I believe that all of life is ultimately a picture of spiritual realities. The family unit, in its perfection, is the deepest illustration of God in His relationship with us.
And so, I want to speak again of children . . . spiritual children . . . fruit.
There have been stages in my life where I did not walk in close fellowship with God. I faked it. And though I continued in ministry as usual, making a show of 'doing good works' to the people around me, God and I both knew that it was illegitimate.
Since then, God has revived my heart. I cannot get enough of the Word and often find my soul bursting with its fullness. I desire Him more than anything on earth. I won't deny that I still struggle with disappointment or times of silence from God. But through that breathing of the relationship, I no longer desire the 'fruit' so much as my Beloved.
Jesus says that if we abide in Him, we will bear much fruit. (John 15:5) Though not always visible to us, it is a given. While we are to remain intentional about sharing our faith, we do not have to strive so hard, because it is the Holy Spirit who draws people to Christ. For this reason, it cannot be forced.
I'm reminded of intimacy within a marriage. Only as the husband and wife draw near to each other are children conceived, and even then they are given almost while they sleep. (Psalm 127) The exact moment of conception is known only to God. Likewise, the moment the Holy Spirit births a new believer . . . a mystery.
Yet, what of those times when we draw near but still come up barren?

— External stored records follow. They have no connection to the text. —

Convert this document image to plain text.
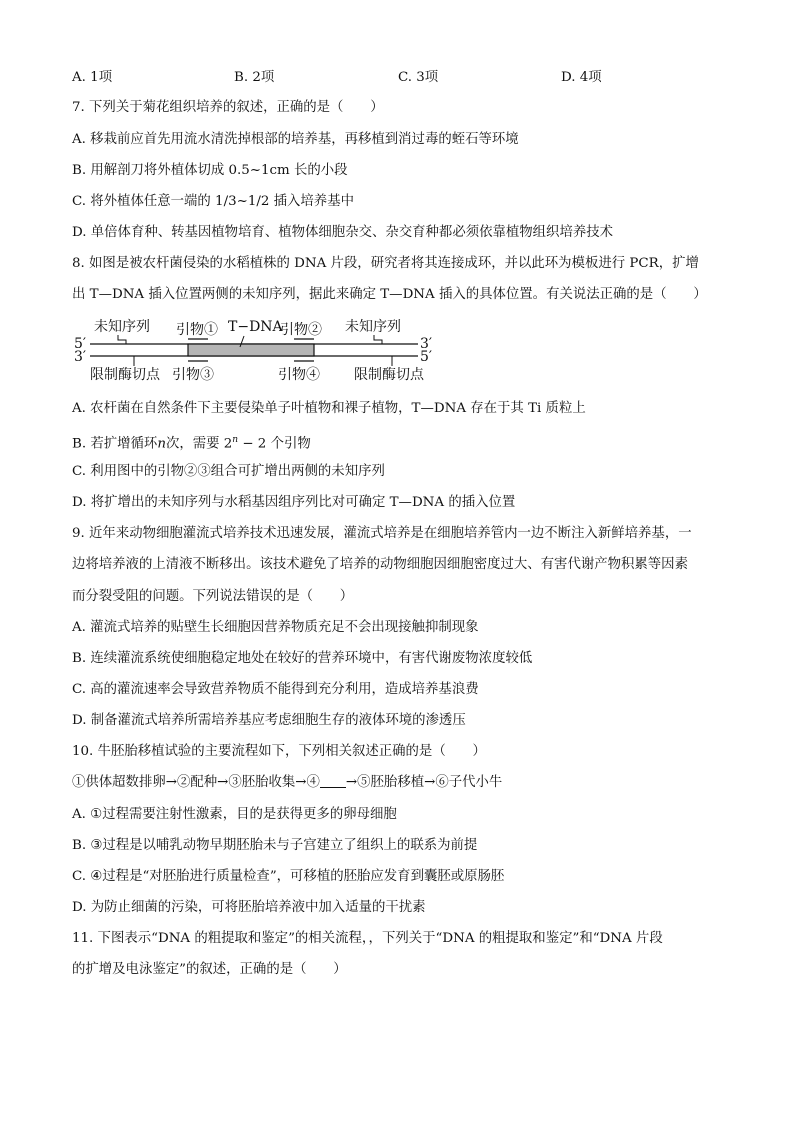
A. 1项	B. 2项	C. 3项	D. 4项
7. 下列关于菊花组织培养的叙述，正确的是（　　）
A. 移栽前应首先用流水清洗掉根部的培养基，再移植到消过毒的蛭石等环境
B. 用解剖刀将外植体切成 0.5~1cm 长的小段
C. 将外植体任意一端的 1/3~1/2 插入培养基中
D. 单倍体育种、转基因植物培育、植物体细胞杂交、杂交育种都必须依靠植物组织培养技术
8. 如图是被农杆菌侵染的水稻植株的 DNA 片段，研究者将其连接成环，并以此环为模板进行 PCR，扩增
出 T—DNA 插入位置两侧的未知序列，据此来确定 T—DNA 插入的具体位置。有关说法正确的是（　　）
未知序列 引物① T−DNA
引物② 未知序列
5′
3′
3′
5′
限制酶切点 引物③	引物④ 限制酶切点
A. 农杆菌在自然条件下主要侵染单子叶植物和裸子植物，T—DNA 存在于其 Ti 质粒上
B. 若扩增循环n次，需要 $2^n - 2$ 个引物
C. 利用图中的引物②③组合可扩增出两侧的未知序列
D. 将扩增出的未知序列与水稻基因组序列比对可确定 T—DNA 的插入位置
9. 近年来动物细胞灌流式培养技术迅速发展，灌流式培养是在细胞培养管内一边不断注入新鲜培养基，一
边将培养液的上清液不断移出。该技术避免了培养的动物细胞因细胞密度过大、有害代谢产物积累等因素
而分裂受阻的问题。下列说法错误的是（　　）
A. 灌流式培养的贴壁生长细胞因营养物质充足不会出现接触抑制现象
B. 连续灌流系统使细胞稳定地处在较好的营养环境中，有害代谢废物浓度较低
C. 高的灌流速率会导致营养物质不能得到充分利用，造成培养基浪费
D. 制备灌流式培养所需培养基应考虑细胞生存的液体环境的渗透压
10. 牛胚胎移植试验的主要流程如下，下列相关叙述正确的是（　　）
①供体超数排卵→②配种→③胚胎收集→④ →⑤胚胎移植→⑥子代小牛
A. ①过程需要注射性激素，目的是获得更多的卵母细胞
B. ③过程是以哺乳动物早期胚胎未与子宫建立了组织上的联系为前提
C. ④过程是“对胚胎进行质量检查”，可移植的胚胎应发育到囊胚或原肠胚
D. 为防止细菌的污染，可将胚胎培养液中加入适量的干扰素
11. 下图表示“DNA 的粗提取和鉴定”的相关流程，，下列关于“DNA 的粗提取和鉴定”和“DNA 片段
的扩增及电泳鉴定”的叙述，正确的是（　　）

This tests our faith to the limit, just as infertility can derail and devastate a couple to exasperation.
However, infertility often leads to other avenues of gaining children. So spiritually, the empty, the ache of longing, can be the calling to a different place . . . the fruit of faith. Can I trust God when it seems like He is going against His promise or His character? When it seems like He is not loving? When He has not granted my heart's desire? One peek at the lives of Abraham and Sarah, who were given a child in their old age, show us that God remains faithful against all odds.
I spent the last year in one area of ministry that seemed like a total bomb. . . a failure. But looking back, I believe God was testing my faith. Would I be obedient even without seeing fruit? Is love for my Savior enough?
God is not a liar. What appeared barren actually produced something unseen which I believe may result in tremendous fruit in the future. But there needs to be more ripening. The fruit is too green to be picked. And maybe it is only still a bud, a seed buried at rest. But one thing I do know. Though the experience left me reeling in disillusionment, I am closer to my Beloved because of it. And this I love, absolutely love.
Devotion to God needs to come from the inside out. Ironically, when the focus is on gaining numbers for ourselves, there is no fruit: only wood, hay, and stubble, which will be burned up into nothingness.
Everlasting
Your light will shine when all else fades
Never ending
Your glory goes beyond all fame
And the cry of my heart
Is to bring You praise
From the inside out
Lord, my soul cries out . . . to You.